What happens when a Korean-American preacher’s kid refuses to get married, travels the world, and quits being vegetarian? She meets her polar opposite on an online dating site while sitting at a café in Paris, France and ends up in Paris, Maine, learning how to hunt. A memoir and a cookbook with recipes that skewer human foibles and celebrates DIY food culture, Deer Hunting in Paris is an unexpectedly funny exploration of a vanishing way of life in a complex cosmopolitan world. Sneezing madly from hay fever, Lee recovers her roots in rural Maine by running after a headless chicken, learning how to sight in a rifle, shooting skeet, and butchering animals. Along the way, she figures out how to keep her boyfriend’s conservative Republican family from “mistaking” her for a deer and shooting her at the clothesline.
By her own account Lee’s memoir is not the traditional female travel journal.
I wasn’t looking for love, drugs, yoga classes or any other “girl” narratives attached the stories about free spirits bravely traveling alone … When your trips abroad are being paid for by your father/divorce settlement/publisher, you’re not free. You’re expensive.
So true! This is one of the few recent memoirs that I’ve read that hasn’t had a blog precede it, which I think is kind of amazing these days. It means that the writing and stories have to stand on their own and for the most part they do. Her independence gives a bit of feminist flair to the book, though I’m not sure that this was necessarily her intent.

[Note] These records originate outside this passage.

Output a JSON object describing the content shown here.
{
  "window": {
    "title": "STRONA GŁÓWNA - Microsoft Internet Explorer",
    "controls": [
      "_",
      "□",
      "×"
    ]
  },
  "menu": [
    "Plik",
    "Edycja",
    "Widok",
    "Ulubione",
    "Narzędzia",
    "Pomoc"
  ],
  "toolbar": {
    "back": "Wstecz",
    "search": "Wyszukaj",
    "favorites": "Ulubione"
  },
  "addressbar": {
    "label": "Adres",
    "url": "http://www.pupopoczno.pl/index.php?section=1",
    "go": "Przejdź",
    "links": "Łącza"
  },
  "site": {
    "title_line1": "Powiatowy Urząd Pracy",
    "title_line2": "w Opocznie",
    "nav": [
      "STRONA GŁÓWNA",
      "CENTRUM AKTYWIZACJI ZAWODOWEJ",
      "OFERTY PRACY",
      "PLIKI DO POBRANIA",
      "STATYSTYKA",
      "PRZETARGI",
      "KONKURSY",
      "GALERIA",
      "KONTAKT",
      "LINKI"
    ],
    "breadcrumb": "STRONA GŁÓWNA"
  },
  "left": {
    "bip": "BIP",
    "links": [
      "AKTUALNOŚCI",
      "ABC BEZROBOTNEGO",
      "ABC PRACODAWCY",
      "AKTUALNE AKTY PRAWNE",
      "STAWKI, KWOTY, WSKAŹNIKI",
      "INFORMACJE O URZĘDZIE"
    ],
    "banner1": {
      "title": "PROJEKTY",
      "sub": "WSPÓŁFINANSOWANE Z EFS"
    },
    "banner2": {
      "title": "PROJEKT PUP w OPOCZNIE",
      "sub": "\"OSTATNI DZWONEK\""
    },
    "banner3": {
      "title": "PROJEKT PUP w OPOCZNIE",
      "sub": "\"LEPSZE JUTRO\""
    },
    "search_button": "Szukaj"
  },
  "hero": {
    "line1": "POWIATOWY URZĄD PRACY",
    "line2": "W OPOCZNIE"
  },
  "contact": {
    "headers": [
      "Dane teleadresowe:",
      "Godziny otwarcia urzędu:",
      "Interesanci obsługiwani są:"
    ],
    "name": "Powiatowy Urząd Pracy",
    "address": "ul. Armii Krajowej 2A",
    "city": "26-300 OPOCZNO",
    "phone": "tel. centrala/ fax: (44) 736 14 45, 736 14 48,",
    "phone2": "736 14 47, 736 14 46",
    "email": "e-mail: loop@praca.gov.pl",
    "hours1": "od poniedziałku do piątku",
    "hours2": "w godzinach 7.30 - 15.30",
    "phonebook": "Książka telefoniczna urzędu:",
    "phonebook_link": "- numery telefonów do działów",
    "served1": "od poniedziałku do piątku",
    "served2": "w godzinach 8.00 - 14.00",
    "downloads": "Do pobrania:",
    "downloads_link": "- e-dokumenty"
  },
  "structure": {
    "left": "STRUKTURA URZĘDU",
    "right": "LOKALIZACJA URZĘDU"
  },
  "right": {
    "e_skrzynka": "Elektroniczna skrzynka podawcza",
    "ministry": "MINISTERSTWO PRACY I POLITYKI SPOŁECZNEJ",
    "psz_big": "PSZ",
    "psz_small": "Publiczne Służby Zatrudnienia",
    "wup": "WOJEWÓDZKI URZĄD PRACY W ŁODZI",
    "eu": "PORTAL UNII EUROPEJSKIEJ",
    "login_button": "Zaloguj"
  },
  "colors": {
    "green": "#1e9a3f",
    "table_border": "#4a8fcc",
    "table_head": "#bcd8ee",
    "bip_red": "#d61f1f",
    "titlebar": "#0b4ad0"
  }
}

It’s enjoyable how the stories are strung together with recipes ala Like Water for Chocolate, there are at least two recipes for venison heart, though since I’ve left Chicago I’m not sure I could find a butcher to supply me with one. In addition to the recipes, the narrative is also pulled together with information about artwork, language, literature, nineteenth century periodicals, and want ads in Uncle Henry’s.

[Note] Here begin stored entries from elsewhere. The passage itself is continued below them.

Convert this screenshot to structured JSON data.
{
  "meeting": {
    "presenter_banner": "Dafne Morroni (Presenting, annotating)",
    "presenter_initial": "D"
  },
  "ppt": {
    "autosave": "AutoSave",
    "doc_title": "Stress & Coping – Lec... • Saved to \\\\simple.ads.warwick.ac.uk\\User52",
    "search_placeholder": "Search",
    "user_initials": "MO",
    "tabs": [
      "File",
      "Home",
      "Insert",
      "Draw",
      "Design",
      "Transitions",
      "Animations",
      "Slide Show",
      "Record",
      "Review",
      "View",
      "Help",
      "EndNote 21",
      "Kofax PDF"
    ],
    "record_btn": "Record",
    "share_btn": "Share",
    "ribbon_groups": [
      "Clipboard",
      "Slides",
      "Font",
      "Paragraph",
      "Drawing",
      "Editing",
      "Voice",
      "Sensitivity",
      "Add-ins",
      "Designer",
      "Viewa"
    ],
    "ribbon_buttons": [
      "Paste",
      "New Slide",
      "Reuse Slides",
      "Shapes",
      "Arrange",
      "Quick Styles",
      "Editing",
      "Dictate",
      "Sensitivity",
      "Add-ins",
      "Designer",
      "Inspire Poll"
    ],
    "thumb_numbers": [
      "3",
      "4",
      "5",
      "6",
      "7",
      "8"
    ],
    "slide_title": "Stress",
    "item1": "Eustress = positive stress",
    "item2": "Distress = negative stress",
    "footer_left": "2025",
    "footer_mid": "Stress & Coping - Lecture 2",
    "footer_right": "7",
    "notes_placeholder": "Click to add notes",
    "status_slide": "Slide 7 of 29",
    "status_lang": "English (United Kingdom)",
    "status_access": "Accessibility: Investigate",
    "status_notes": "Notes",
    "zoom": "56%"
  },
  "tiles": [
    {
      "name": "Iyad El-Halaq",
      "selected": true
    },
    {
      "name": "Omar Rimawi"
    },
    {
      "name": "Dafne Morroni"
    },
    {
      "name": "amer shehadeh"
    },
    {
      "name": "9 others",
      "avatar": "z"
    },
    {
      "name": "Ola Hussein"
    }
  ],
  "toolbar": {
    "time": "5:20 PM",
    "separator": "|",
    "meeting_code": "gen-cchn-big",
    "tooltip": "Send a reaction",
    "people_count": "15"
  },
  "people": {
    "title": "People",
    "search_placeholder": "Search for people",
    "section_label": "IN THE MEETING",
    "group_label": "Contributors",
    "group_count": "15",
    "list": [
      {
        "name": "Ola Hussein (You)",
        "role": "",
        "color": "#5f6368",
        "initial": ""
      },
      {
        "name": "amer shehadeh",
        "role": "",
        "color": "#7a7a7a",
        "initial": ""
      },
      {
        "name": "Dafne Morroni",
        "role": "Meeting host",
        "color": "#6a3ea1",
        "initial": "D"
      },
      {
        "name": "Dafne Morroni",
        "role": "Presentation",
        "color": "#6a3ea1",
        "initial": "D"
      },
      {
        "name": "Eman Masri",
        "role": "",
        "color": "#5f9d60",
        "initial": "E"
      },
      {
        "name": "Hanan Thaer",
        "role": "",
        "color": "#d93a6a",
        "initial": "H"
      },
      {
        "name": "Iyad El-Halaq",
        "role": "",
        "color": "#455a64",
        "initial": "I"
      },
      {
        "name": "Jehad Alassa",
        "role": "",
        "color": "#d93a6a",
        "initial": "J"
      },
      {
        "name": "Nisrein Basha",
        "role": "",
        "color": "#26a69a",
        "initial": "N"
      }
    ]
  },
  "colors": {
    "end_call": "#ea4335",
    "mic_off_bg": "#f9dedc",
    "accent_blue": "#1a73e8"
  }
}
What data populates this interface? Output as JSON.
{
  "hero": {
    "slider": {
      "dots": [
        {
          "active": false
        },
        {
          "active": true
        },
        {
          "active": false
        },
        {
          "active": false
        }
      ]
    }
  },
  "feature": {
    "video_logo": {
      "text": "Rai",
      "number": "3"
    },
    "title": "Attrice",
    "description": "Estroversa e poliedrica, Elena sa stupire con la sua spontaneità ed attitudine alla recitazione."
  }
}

There are times that the passages on hunting seem to wax philosophical, but I didn’t find this overly intrusive or even inappropriate. Lee’s description of removing the tenderloins from the deer carcass borders on a religious experience, she shows a deeper understanding and reverence for the deer than most modern Americans. The passages on hunting and guns are written in a way that is accessible to those of us that can’t hit the broad side of a barn and prefer books to sunlight. (Yeah, both of those are descriptors of me.)
She writes with an authority on food that makes my mouth water. I can’t imagine anyone but the hardest of hardcore PETA members taking any issue with the hunting portrayed in this book. Her willingness to slaughter and prepare animals ‘from scratch’ underscores a quiet courage and determination that pervades the entire book.
I only had two real complaints with this book. The first was the title. I probably wouldn’t have even taken it off the shelf if I was just cruising a bookstore. Despite how much I love the cover, the title makes it sound like it’s written by someone with political leanings to the far right. Ironically, (though perhaps this was the author’s intent) this is the exact opposite of who Lee presents herself to be. Lucky for me, through the magic of review copies, I was able to get past the title and actually read the substance.
My other issue with the book is that for the first three-quarters or so it’s difficult to pin down exactly how much time has elapsed between events or when exactly her childhood is taking place. This may be partially due to my casual reading, but I generally don’t have that issue.
Overall, this book is an enjoyable read. Just make sure you have steaks in the fridge ready to grill.